Non-Abelian gauge theories with composite fields in the background field method

TL;DR

This paper develops a systematic approach to analyze non-Abelian gauge theories with composite and background fields using the background field method, deriving Ward identities, gauge dependence, and employing finite field-dependent BRST transformations.

Contribution

It introduces generating functionals for such theories, establishes gauge independence on-shell, and applies the framework to models like Gribov--Zwanziger and 2D gravity with torsion.

Findings

Derived Ward identities for composite and background fields.

Proved on-shell gauge independence of the effective action.
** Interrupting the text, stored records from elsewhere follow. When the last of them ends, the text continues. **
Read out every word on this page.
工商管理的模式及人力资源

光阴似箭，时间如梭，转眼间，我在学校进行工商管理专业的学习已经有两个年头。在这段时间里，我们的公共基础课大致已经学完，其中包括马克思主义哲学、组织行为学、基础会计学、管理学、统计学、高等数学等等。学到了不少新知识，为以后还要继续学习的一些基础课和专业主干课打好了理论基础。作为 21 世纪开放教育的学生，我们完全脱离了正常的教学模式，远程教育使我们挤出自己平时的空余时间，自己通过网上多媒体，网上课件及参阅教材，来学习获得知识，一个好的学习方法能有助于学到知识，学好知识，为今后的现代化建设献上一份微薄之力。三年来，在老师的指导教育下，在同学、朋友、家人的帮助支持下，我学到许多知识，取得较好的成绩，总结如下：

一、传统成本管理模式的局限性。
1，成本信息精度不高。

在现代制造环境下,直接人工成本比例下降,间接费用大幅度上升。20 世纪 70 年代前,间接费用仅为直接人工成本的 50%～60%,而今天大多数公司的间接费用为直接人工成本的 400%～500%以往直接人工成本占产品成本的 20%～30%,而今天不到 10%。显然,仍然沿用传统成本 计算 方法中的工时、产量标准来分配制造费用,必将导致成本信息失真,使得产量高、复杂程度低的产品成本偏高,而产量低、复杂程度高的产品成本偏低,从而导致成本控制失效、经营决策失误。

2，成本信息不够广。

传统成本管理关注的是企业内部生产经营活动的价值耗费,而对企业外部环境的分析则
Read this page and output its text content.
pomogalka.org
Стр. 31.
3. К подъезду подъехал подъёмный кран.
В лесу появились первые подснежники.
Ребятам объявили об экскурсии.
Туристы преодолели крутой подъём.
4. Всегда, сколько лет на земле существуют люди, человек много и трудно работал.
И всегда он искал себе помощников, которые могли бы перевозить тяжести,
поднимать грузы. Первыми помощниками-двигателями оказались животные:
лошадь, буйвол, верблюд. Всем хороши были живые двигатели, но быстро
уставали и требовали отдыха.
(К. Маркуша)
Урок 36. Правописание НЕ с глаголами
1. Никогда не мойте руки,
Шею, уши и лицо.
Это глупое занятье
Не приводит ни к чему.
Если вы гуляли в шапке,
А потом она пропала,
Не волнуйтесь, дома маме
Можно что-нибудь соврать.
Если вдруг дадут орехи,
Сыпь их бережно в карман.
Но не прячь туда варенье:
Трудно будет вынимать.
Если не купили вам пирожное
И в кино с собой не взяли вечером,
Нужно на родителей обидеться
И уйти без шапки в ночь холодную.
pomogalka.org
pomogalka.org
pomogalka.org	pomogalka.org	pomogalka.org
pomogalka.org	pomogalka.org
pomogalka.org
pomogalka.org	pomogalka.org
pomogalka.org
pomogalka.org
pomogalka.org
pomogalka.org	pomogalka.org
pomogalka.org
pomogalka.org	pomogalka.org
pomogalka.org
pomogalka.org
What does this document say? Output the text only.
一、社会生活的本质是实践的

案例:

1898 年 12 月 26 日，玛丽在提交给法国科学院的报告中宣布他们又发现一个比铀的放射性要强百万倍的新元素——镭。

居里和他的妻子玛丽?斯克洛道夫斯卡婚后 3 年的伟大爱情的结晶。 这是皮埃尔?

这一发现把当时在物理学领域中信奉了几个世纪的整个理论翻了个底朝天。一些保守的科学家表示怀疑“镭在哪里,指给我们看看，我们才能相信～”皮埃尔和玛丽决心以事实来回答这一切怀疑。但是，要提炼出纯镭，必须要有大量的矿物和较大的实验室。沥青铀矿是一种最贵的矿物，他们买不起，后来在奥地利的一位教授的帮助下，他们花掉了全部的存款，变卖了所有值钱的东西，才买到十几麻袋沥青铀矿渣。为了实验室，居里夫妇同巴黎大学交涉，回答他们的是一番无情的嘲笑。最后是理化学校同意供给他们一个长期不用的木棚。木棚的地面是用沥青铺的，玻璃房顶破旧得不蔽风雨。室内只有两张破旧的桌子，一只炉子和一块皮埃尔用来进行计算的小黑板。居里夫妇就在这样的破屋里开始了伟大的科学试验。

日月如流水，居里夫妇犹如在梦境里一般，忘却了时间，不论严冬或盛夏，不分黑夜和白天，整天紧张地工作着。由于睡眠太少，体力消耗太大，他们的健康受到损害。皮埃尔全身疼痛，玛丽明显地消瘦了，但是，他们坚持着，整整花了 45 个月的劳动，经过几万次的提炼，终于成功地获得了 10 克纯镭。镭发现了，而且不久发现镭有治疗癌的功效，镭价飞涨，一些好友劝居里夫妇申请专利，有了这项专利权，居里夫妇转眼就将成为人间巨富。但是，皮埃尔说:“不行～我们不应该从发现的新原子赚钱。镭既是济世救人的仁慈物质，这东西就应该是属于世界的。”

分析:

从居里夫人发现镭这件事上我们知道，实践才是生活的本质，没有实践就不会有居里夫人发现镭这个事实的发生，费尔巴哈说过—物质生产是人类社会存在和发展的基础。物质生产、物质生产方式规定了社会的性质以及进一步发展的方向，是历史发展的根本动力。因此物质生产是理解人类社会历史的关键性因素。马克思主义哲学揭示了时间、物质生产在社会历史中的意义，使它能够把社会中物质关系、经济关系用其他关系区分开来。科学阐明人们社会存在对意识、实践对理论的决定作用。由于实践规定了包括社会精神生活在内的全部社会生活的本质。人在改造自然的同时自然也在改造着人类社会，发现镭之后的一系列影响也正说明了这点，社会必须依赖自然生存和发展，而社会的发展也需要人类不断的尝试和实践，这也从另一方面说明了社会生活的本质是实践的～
Applied the formalism to specific models like Gribov--Zwanziger and 2D gravity.

Abstract

Non-Abelian gauge theories with composite fields are examined in the background field method. Generating functionals of Green's functions for a Yang--Mills theory with composite and background fields are introduced, including the generating functional of vertex Green's functions (effective action). The corresponding Ward identities are obtained, and the issue of gauge dependence is investigated. A gauge variation of the effective action is found in terms of a nilpotent operator depending on the composite and background fields. On-shell independence from the choice of gauge fixing for the effective action is established. In the study of the Ward identities and gauge dependence, finite field-dependent BRST transformations with a background field are introduced and utilized on a systematic basis. On the one hand, this involves the consideration of (modified) Ward identities with a field-dependent anticommuting parameter, also depending on a non-trivial background.On the other hand, the issue of gauge dependence is studied with reference to a finite variation of the gauge Fermion. The concept of a joint introduction of composite and background fields to non-Abelian gauge theories is exemplified by the Gribov--Zwanziger theory, including the case of a local BRST-invariant horizon, and by the Volovich--Katanaev model of two-dimensional gravity with dynamical torsion.